Un leve gruñido proveniente de el estómago de Manuel se dejó sonar. El anciano sonrió levemente ante los sonidos estomacales del muchacho.

-Parece que alguien está hambriento. –buscó en un pequeño morral que cargaba consigo para sacar una torta envuelta en una servilleta.

-Pero…

-Come. –insistió el anciano zampándole la torta en la boca a Manuel antes de que pudiera replicar– Ya estoy muy acostumbrado a no comer; así que, come. A los jóvenes les hace bien comer cuando el cuerpo se los pide.

Tomó la torta entre sus manos sin dejar de ver al anciano mientras se preguntaba qué lo había impulsado a alimentarlo. Luego, miró la torta en sus manos y lentamente comenzó a retirarle la servilleta para descubrirla y darle la primera mordida. El anciano volvió a sonreír de manera leve cuando Manuel le dio la mordida.

-¿Y si el pan estuviera rancio? –dijo el anciano– ¿Y si la carne es de perro? ¿Y si la hice en las peores condiciones higiénicas? ¿Y si tiene veneno?

Con la boca llena de un pedazo de la torta, masticó lentamente para captar todos sus sabores. A la vista curiosa del anciano, Manuel descubrió que el pan no estaba rancio y que la carne no era de perro. Las otras dos opciones no eran tan fáciles de comprobar y el anciano no pretendía, desde el principio, esperar a que terminara la torta para que entendiera el mensaje. Se levantó de su banquito mientras Manuel seguía masticando el pedazo de torta impidiéndole replicar la huida del viejo. “No te dejes guiar por las apariencias”, escuchó Manuel en su mente como si el anciano se lo hubiese gritado. Entonces fue cuando entendió que no iba a detenerlo jamás, que debía dejarlo ir sin réplica alguna; pues un alma con una pena tan grande como esa tiene que aligerarse la carga de vez en vez y andar... sólo andar.

-Mi andar será eternamente diferente al de tu amigo. –murmuró el anciano alejándose de Manuel– Mi andar nunca será joven, pues mis pasos están marchitos por mi edad y este sendero lo he recorrido demasiado. Mi sendero jamás me llevará al olvido, sino a la añoranza.

-Ese andar no está marcado por sus pies, –añadió Manuel tan rápido como pudo habiendo tragado el pedazo de torta y aún con una dificultad para hablar bien– lo marcan sus recuerdos.

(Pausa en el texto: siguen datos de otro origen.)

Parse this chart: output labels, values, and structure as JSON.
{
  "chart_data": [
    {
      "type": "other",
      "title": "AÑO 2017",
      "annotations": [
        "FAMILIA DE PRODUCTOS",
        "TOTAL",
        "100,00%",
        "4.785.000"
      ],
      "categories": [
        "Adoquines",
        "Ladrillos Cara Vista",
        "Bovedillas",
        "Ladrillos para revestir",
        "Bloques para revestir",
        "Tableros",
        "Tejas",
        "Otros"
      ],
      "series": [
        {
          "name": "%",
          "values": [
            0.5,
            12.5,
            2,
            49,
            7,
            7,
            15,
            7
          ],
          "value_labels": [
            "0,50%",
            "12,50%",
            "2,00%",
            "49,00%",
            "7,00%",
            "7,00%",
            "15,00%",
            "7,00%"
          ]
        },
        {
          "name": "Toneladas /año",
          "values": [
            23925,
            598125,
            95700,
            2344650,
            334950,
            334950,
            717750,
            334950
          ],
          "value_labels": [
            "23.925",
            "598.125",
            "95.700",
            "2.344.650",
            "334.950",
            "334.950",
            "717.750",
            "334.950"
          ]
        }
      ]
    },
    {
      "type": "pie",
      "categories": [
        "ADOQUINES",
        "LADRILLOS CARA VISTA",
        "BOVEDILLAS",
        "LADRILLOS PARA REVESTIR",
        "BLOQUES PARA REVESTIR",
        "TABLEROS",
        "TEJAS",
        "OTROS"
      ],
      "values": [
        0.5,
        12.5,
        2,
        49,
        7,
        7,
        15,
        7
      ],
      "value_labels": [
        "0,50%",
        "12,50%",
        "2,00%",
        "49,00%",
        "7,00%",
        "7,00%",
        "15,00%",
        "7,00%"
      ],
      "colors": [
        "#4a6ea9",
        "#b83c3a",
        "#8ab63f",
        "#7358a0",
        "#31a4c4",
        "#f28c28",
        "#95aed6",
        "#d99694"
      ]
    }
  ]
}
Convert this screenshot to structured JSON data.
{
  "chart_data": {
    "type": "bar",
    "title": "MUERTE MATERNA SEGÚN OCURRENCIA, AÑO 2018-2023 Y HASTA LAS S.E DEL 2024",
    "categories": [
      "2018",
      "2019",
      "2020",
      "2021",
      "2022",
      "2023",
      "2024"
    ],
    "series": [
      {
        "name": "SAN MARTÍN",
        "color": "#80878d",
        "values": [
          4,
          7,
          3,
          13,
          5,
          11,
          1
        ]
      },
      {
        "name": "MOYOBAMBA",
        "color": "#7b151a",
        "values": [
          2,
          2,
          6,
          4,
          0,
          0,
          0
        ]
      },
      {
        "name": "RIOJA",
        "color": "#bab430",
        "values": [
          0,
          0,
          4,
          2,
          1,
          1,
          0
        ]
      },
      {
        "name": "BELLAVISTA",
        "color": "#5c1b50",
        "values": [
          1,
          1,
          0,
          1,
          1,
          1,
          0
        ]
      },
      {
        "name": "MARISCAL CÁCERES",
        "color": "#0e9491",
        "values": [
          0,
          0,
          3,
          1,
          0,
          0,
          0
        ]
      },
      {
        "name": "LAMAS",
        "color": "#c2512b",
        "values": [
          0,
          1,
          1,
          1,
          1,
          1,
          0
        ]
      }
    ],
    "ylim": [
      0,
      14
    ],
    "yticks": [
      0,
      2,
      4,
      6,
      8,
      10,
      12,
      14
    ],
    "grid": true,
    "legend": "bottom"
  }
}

El viejo lo miró por sobre su hombro. Su mirada no era agresiva esta vez, más bien nostálgica. El anciano siguió su camino directo por la calle hasta perderse de la mirada de Manuel. El muchacho resolvió regresar, sabía que tenía que perseverar y no desistir… además, sólo Dios sabe si el anciano traería más tortas al día siguiente. “¡Qué rica torta!” fue lo último que pensó antes de encaminarse hacia su casa.